Given the expression for the derivative:
\[
f'(x) = 4x \tan(x) \cos(x) + 2x^2 \sec^2(x) \cos(x) - 2x^2 \frac{\sin^2(x)}{\cos(x)}
\]
we will substitute \( x = 4 \) into this expression.

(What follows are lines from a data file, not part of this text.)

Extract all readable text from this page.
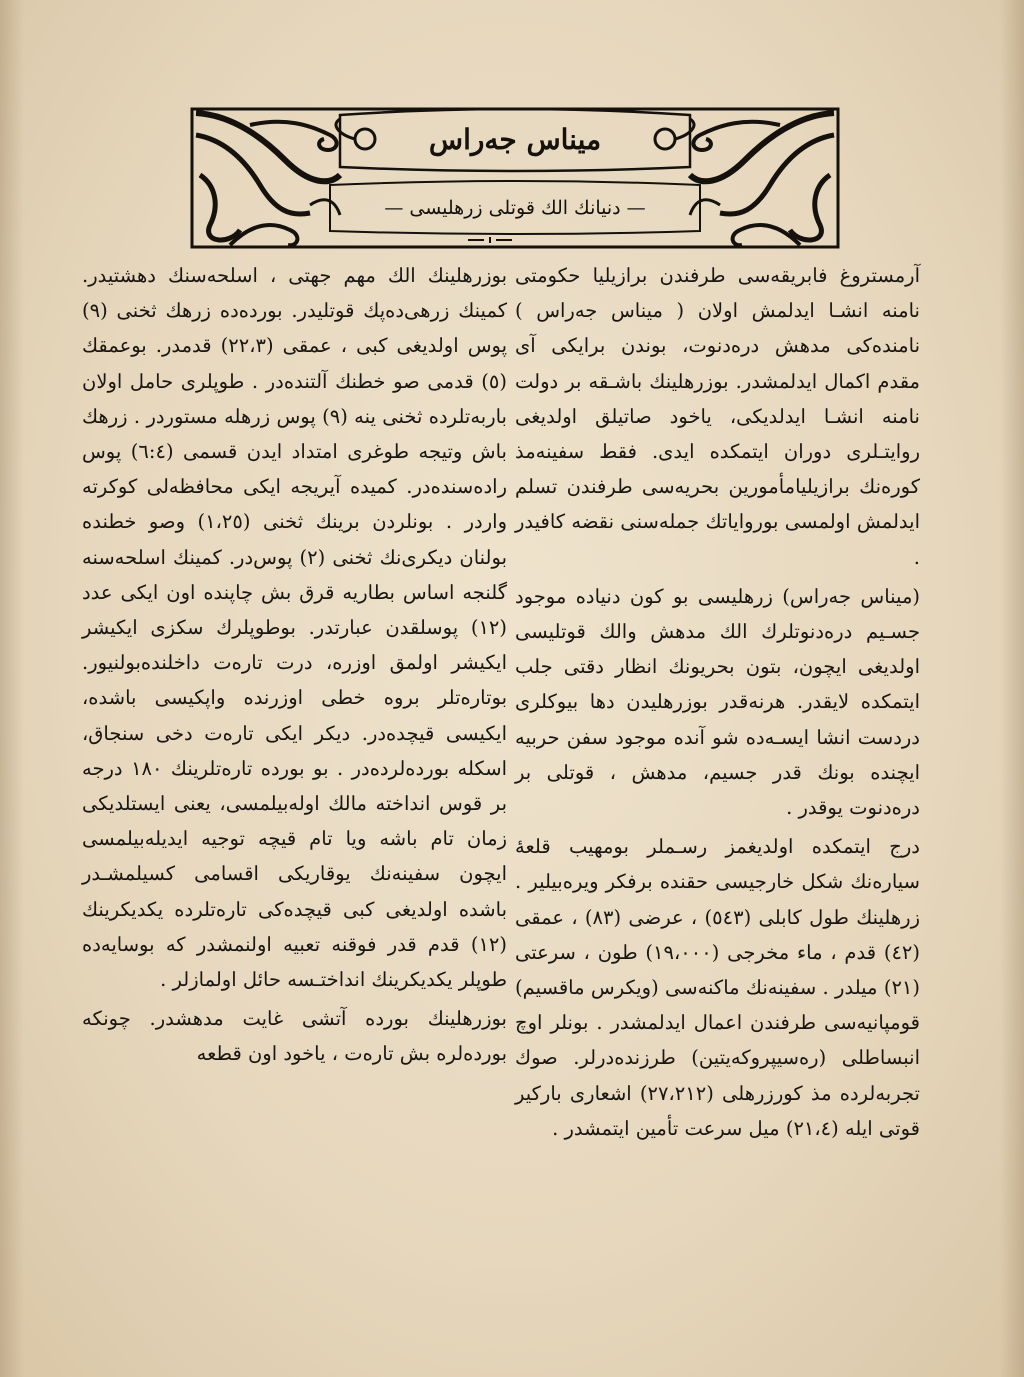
میناس جه‌راس
— دنیانك الك قوتلی زرهلیسی —

آرمستروغ فابریقه‌سی طرفندن برازیلیا حکومتی نامنه انشـا ایدلمش اولان ( میناس جه‌راس ) نامنده‌کی مدهش دره‌دنوت، بوندن برایکی آی مقدم اکمال ایدلمشدر. بوزرهلینك باشـقه بر دولت نامنه انشـا ایدلدیکی، یاخود صاتیلق اولدیغی روایتـلری دوران ایتمکده ایدی. فقط سفینه‌مذ کوره‌نك برازیلیامأمورین بحریه‌سی طرفندن تسلم ایدلمش اولمسی بوروایاتك جمله‌سنی نقضه کافیدر .

(میناس جه‌راس) زرهلیسی بو کون دنیاده موجود جسـیم دره‌دنوتلرك الك مدهش والك قوتلیسی اولدیغی ایچون، بتون بحریونك انظار دقتی جلب ایتمکده لایقدر. هرنه‌قدر بوزرهلیدن دها بیوکلری دردست انشا ایسـه‌ده شو آنده موجود سفن حربیه ایچنده بونك قدر جسیم، مدهش ، قوتلی بر دره‌دنوت یوقدر .

درج ایتمکده اولدیغمز رسـملر بومهیب قلعهٔ سیاره‌نك شکل خارجیسی حقنده برفکر ویره‌بیلیر . زرهلینك طول کابلی (٥٤٣) ، عرضی (٨٣) ، عمقی (٤٢) قدم ، ماء مخرجی (١٩،٠٠٠) طون ، سرعتی (٢١) میلدر . سفینه‌نك ماکنه‌سی (ویکرس ماقسیم) قومپانیه‌سی طرفندن اعمال ایدلمشدر . بونلر اوچ انبساطلی (ره‌سیپروکه‌یتین) طرزنده‌درلر. صوك تجربه‌لرده مذ کورزرهلی (٢٧،٢١٢) اشعاری بارکیر قوتی ایله (٢١،٤) میل سرعت تأمین ایتمشدر .

بوزرهلینك الك مهم جهتی ، اسلحه‌سنك دهشتیدر. کمینك زرهی‌ده‌پك قوتلیدر. بورده‌ده زرهك ثخنی (٩) پوس اولدیغی کبی ، عمقی (٢٢،٣) قدمدر. بوعمقك (٥) قدمی صو خطنك آلتنده‌در . طوپلری حامل اولان باربه‌تلرده ثخنی ینه (٩) پوس زرهله مستوردر . زرهك باش وتیجه طوغری امتداد ایدن قسمی (٦:٤) پوس راده‌سنده‌در. کمیده آیریجه ایکی محافظه‌لی کوکرته واردر . بونلردن برینك ثخنی (١،٢٥) وصو خطنده بولنان دیکری‌نك ثخنی (٢) پوس‌در. کمینك اسلحه‌سنه گلنجه اساس بطاریه قرق بش چاپنده اون ایکی عدد (١٢) پوسلقدن عبارتدر. بوطوپلرك سکزی ایکیشر ایکیشر اولمق اوزره، درت تاره‌ت داخلنده‌بولنیور. بوتاره‌تلر بروه خطی اوزرنده واپکیسی باشده، ایکیسی قیچده‌در. دیکر ایکی تاره‌ت دخی سنجاق، اسکله بورده‌لرده‌در . بو بورده تاره‌تلرینك ١٨٠ درجه بر قوس انداخته مالك اوله‌بیلمسی، یعنی ایستلدیکی زمان تام باشه ویا تام قیچه توجیه ایدیله‌بیلمسی ایچون سفینه‌نك یوقاریکی اقسامی کسیلمشـدر باشده اولدیغی کبی قیچده‌کی تاره‌تلرده یکدیکرینك (١٢) قدم قدر فوقنه تعبیه اولنمشدر که بوسایه‌ده طوپلر یکدیکرینك انداختـسه حائل اولمازلر .

بوزرهلینك بورده آتشی غایت مدهشدر. چونکه بورده‌لره بش تاره‌ت ، یاخود اون قطعه
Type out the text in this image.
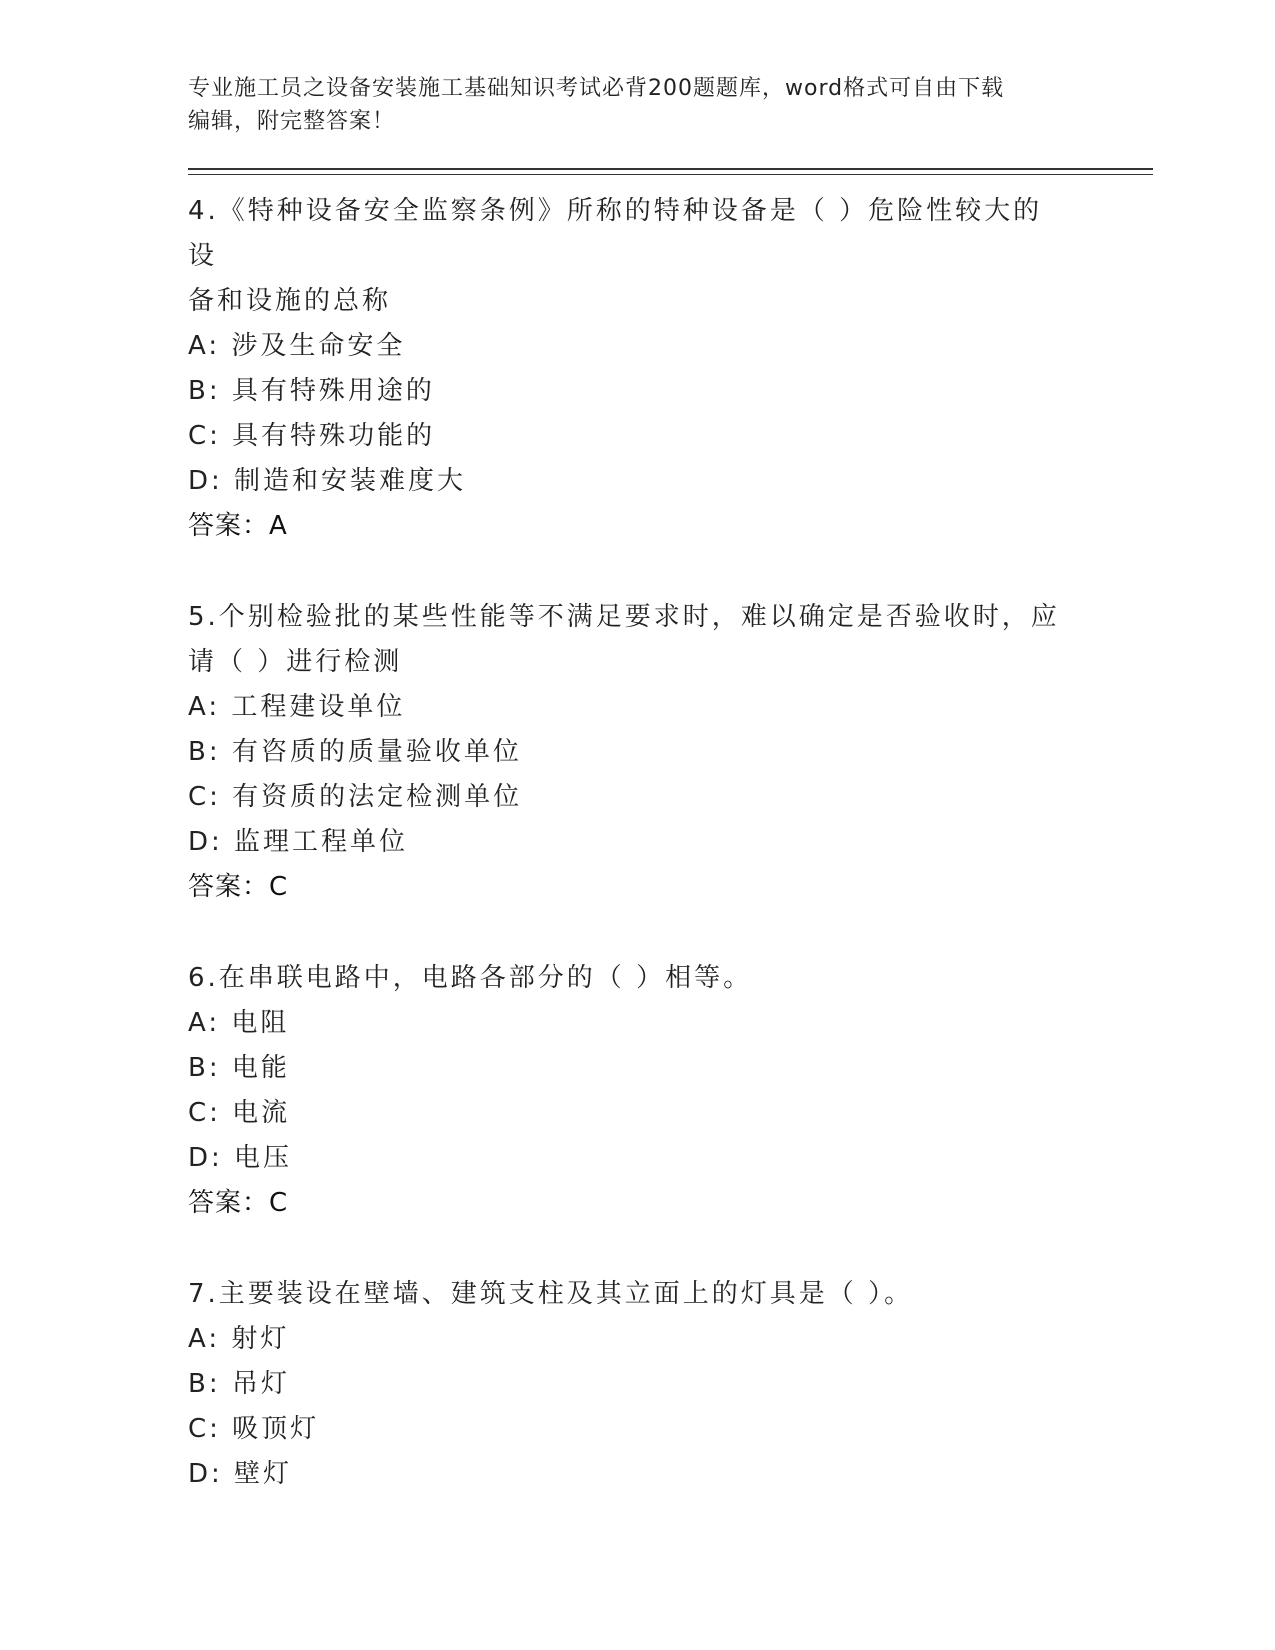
专业施工员之设备安装施工基础知识考试必背200题题库，word格式可自由下载
编辑，附完整答案！
4.《特种设备安全监察条例》所称的特种设备是（ ）危险性较大的设
备和设施的总称
A: 涉及生命安全
B: 具有特殊用途的
C: 具有特殊功能的
D: 制造和安装难度大
答案：A
5.个别检验批的某些性能等不满足要求时，难以确定是否验收时，应
请（ ）进行检测
A: 工程建设单位
B: 有咨质的质量验收单位
C: 有资质的法定检测单位
D: 监理工程单位
答案：C
6.在串联电路中，电路各部分的（ ）相等。
A: 电阻
B: 电能
C: 电流
D: 电压
答案：C
7.主要装设在壁墙、建筑支柱及其立面上的灯具是（ ）。
A: 射灯
B: 吊灯
C: 吸顶灯
D: 壁灯
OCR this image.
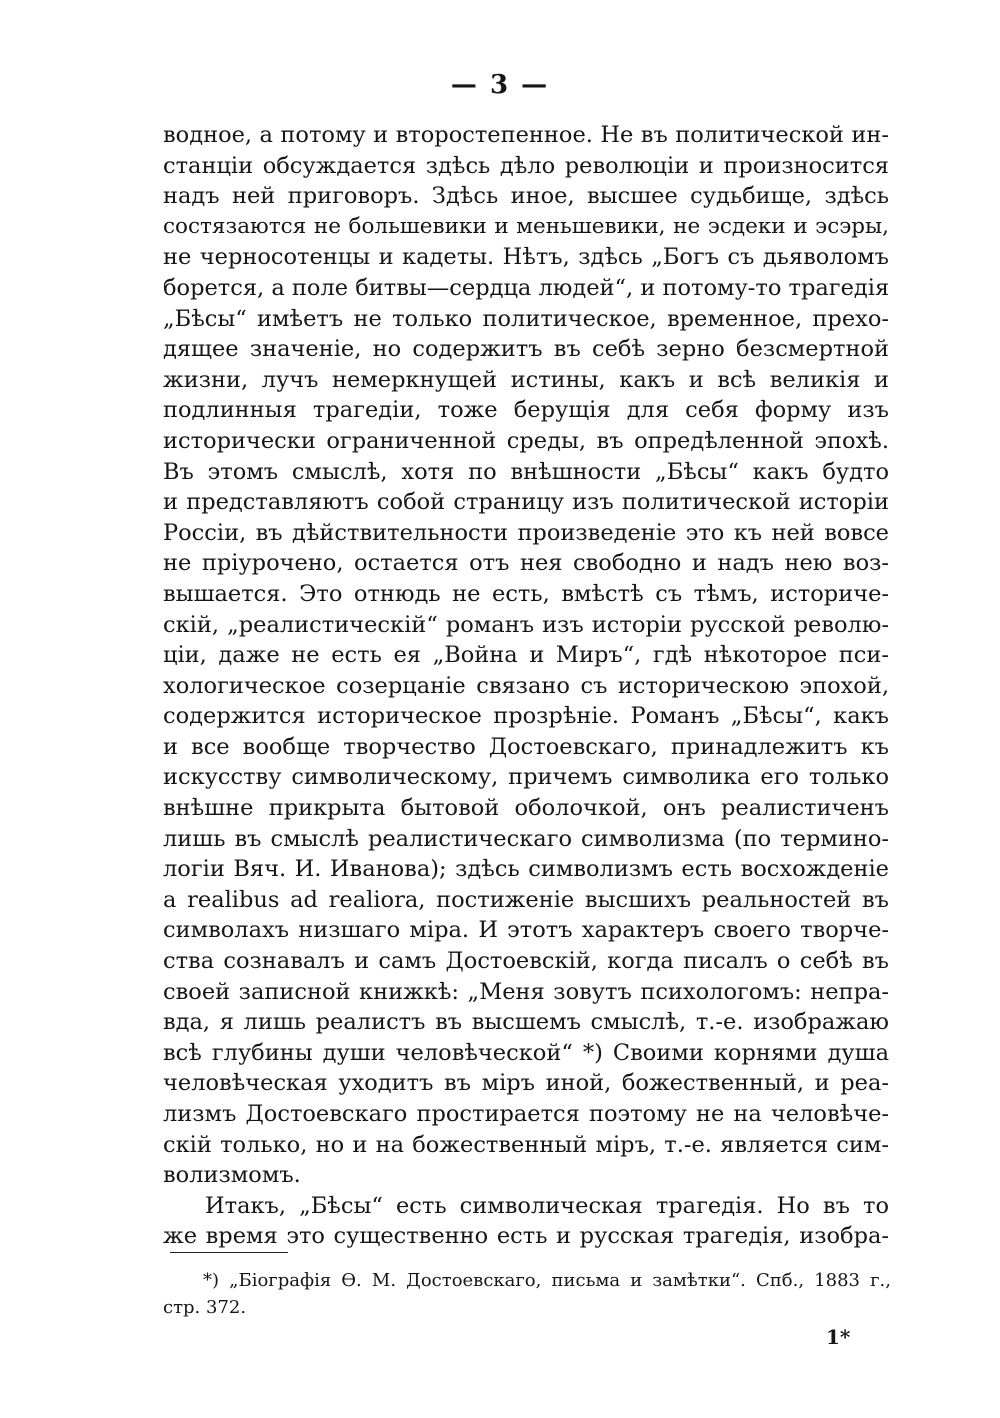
— 3 —
водное, а потому и второстепенное. Не въ политической ин-
станціи обсуждается здѣсь дѣло революціи и произносится
надъ ней приговоръ. Здѣсь иное, высшее судьбище, здѣсь
состязаются не большевики и меньшевики, не эсдеки и эсэры,
не черносотенцы и кадеты. Нѣтъ, здѣсь „Богъ съ дьяволомъ
борется, а поле битвы—сердца людей“, и потому-то трагедія
„Бѣсы“ имѣетъ не только политическое, временное, прехо-
дящее значеніе, но содержитъ въ себѣ зерно безсмертной
жизни, лучъ немеркнущей истины, какъ и всѣ великія и
подлинныя трагедіи, тоже берущія для себя форму изъ
исторически ограниченной среды, въ опредѣленной эпохѣ.
Въ этомъ смыслѣ, хотя по внѣшности „Бѣсы“ какъ будто
и представляютъ собой страницу изъ политической исторіи
Россіи, въ дѣйствительности произведеніе это къ ней вовсе
не пріурочено, остается отъ нея свободно и надъ нею воз-
вышается. Это отнюдь не есть, вмѣстѣ съ тѣмъ, историче-
скій, „реалистическій“ романъ изъ исторіи русской револю-
ціи, даже не есть ея „Война и Миръ“, гдѣ нѣкоторое пси-
хологическое созерцаніе связано съ историческою эпохой,
содержится историческое прозрѣніе. Романъ „Бѣсы“, какъ
и все вообще творчество Достоевскаго, принадлежитъ къ
искусству символическому, причемъ символика его только
внѣшне прикрыта бытовой оболочкой, онъ реалистиченъ
лишь въ смыслѣ реалистическаго символизма (по термино-
логіи Вяч. И. Иванова); здѣсь символизмъ есть восхожденіе
a realibus ad realiora, постиженіе высшихъ реальностей въ
символахъ низшаго міра. И этотъ характеръ своего творче-
ства сознавалъ и самъ Достоевскій, когда писалъ о себѣ въ
своей записной книжкѣ: „Меня зовутъ психологомъ: непра-
вда, я лишь реалистъ въ высшемъ смыслѣ, т.-е. изображаю
всѣ глубины души человѣческой“ *) Своими корнями душа
человѣческая уходитъ въ міръ иной, божественный, и реа-
лизмъ Достоевскаго простирается поэтому не на человѣче-
скій только, но и на божественный міръ, т.-е. является сим-
волизмомъ.
Итакъ, „Бѣсы“ есть символическая трагедія. Но въ то
же время это существенно есть и русская трагедія, изобра-
*) „Біографія Ѳ. М. Достоевскаго, письма и замѣтки“. Спб., 1883 г.,
стр. 372.
1*
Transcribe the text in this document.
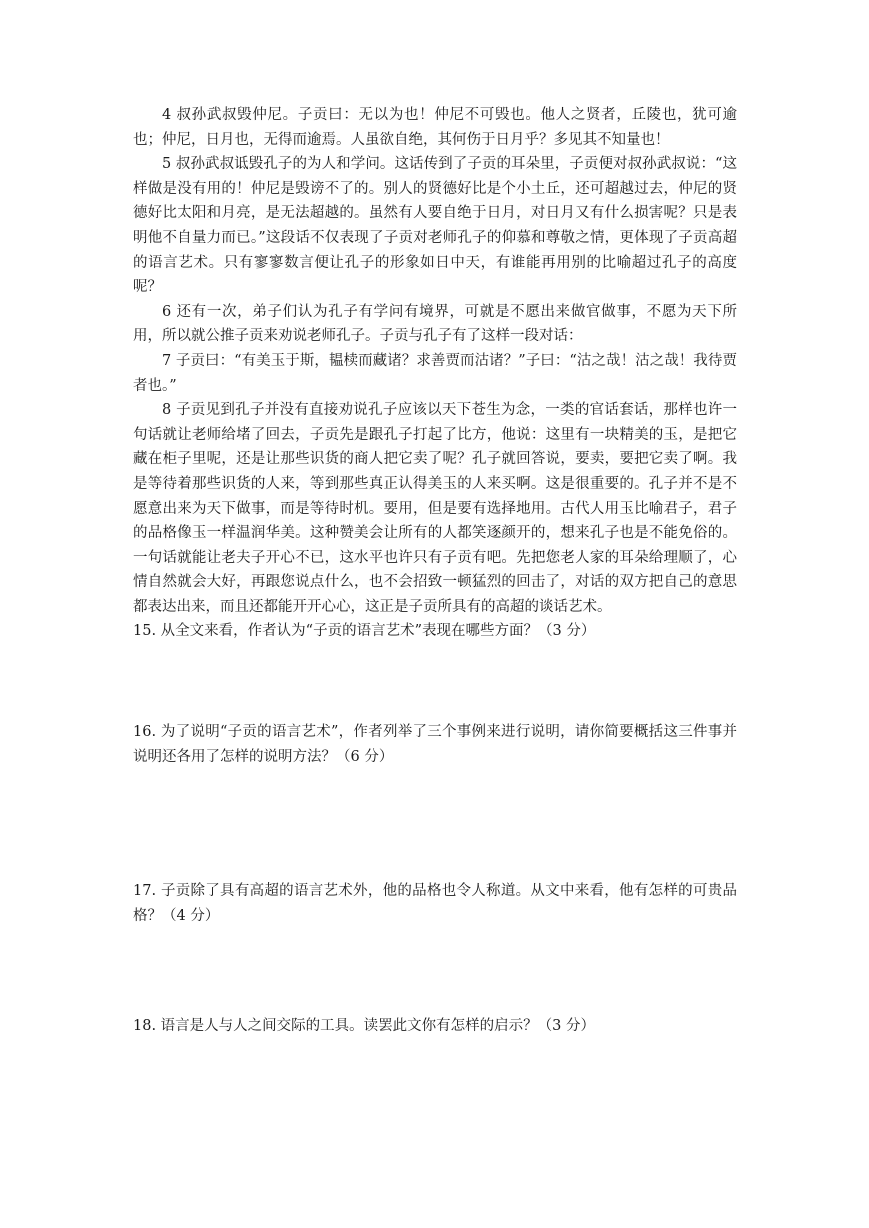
4 叔孙武叔毁仲尼。子贡曰：无以为也！仲尼不可毁也。他人之贤者，丘陵也，犹可逾也；仲尼，日月也，无得而逾焉。人虽欲自绝，其何伤于日月乎？多见其不知量也！

5 叔孙武叔诋毁孔子的为人和学问。这话传到了子贡的耳朵里，子贡便对叔孙武叔说：“这样做是没有用的！仲尼是毁谤不了的。别人的贤德好比是个小土丘，还可超越过去，仲尼的贤德好比太阳和月亮，是无法超越的。虽然有人要自绝于日月，对日月又有什么损害呢？只是表明他不自量力而已。”这段话不仅表现了子贡对老师孔子的仰慕和尊敬之情，更体现了子贡高超的语言艺术。只有寥寥数言便让孔子的形象如日中天，有谁能再用别的比喻超过孔子的高度呢？

6 还有一次，弟子们认为孔子有学问有境界，可就是不愿出来做官做事，不愿为天下所用，所以就公推子贡来劝说老师孔子。子贡与孔子有了这样一段对话：

7 子贡曰：“有美玉于斯，韫椟而藏诸？求善贾而沽诸？”子曰：“沽之哉！沽之哉！我待贾者也。”

8 子贡见到孔子并没有直接劝说孔子应该以天下苍生为念，一类的官话套话，那样也许一句话就让老师给堵了回去，子贡先是跟孔子打起了比方，他说：这里有一块精美的玉，是把它藏在柜子里呢，还是让那些识货的商人把它卖了呢？孔子就回答说，要卖，要把它卖了啊。我是等待着那些识货的人来，等到那些真正认得美玉的人来买啊。这是很重要的。孔子并不是不愿意出来为天下做事，而是等待时机。要用，但是要有选择地用。古代人用玉比喻君子，君子的品格像玉一样温润华美。这种赞美会让所有的人都笑逐颜开的，想来孔子也是不能免俗的。一句话就能让老夫子开心不已，这水平也许只有子贡有吧。先把您老人家的耳朵给理顺了，心情自然就会大好，再跟您说点什么，也不会招致一顿猛烈的回击了，对话的双方把自己的意思都表达出来，而且还都能开开心心，这正是子贡所具有的高超的谈话艺术。

15. 从全文来看，作者认为“子贡的语言艺术”表现在哪些方面？（3 分）

16. 为了说明“子贡的语言艺术”，作者列举了三个事例来进行说明，请你简要概括这三件事并说明还各用了怎样的说明方法？（6 分）

17. 子贡除了具有高超的语言艺术外，他的品格也令人称道。从文中来看，他有怎样的可贵品格？（4 分）

18. 语言是人与人之间交际的工具。读罢此文你有怎样的启示？（3 分）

1. **Calculate \( \tan(4) \)**, \( \sec(4) \), and \( \cos(4) \):
- \( \tan(4) = \tan(4) \) (we will compute this value numerically later)
- \( \sec(4) = \frac{1}{\cos(4)} \)
- \( \cos(4) = \cos(4) \) (we will compute this value numerically later)
2. **Substituting \( x = 4 \) into \( f'(x) \)**:
\[
f'(4) = 4(4) \tan(4) \cos(4) + 2(4^2) \sec^2(4) \cos(4) - 2(4^2) \frac{\sin^2(4)}{\cos(4)}
\]
Simplifying the terms:
- \( 4(4) = 16 \)
- \( 2(4^2) = 32 \)
Thus, we have:
\[
f'(4) = 16 \tan(4) \cos(4) + 32 \sec^2(4) \cos(4) - 32 \frac{\sin^2(4)}{\cos(4)}
\]
3. **Using trigonometric identities**:
- \( \sec^2(4) = 1 + \tan^2(4) \)
Therefore:
\[
f'(4) = 16 \tan(4) \cos(4) + 32 (1 + \tan^2(4)) \cos(4) - 32 \frac{\sin^2(4)}{\cos(4)}
\]
4. **Calculating \( \sin(4) \) and \( \cos(4) \)**:
Using a calculator or numerical methods:
- \( \sin(4) \approx -0.7568 \)
- \( \cos(4) \approx -0.6536 \)
- \( \tan(4) = \frac{\sin(4)}{\cos(4)} \approx \frac{-0.7568}{-0.6536} \approx 1.1578 \)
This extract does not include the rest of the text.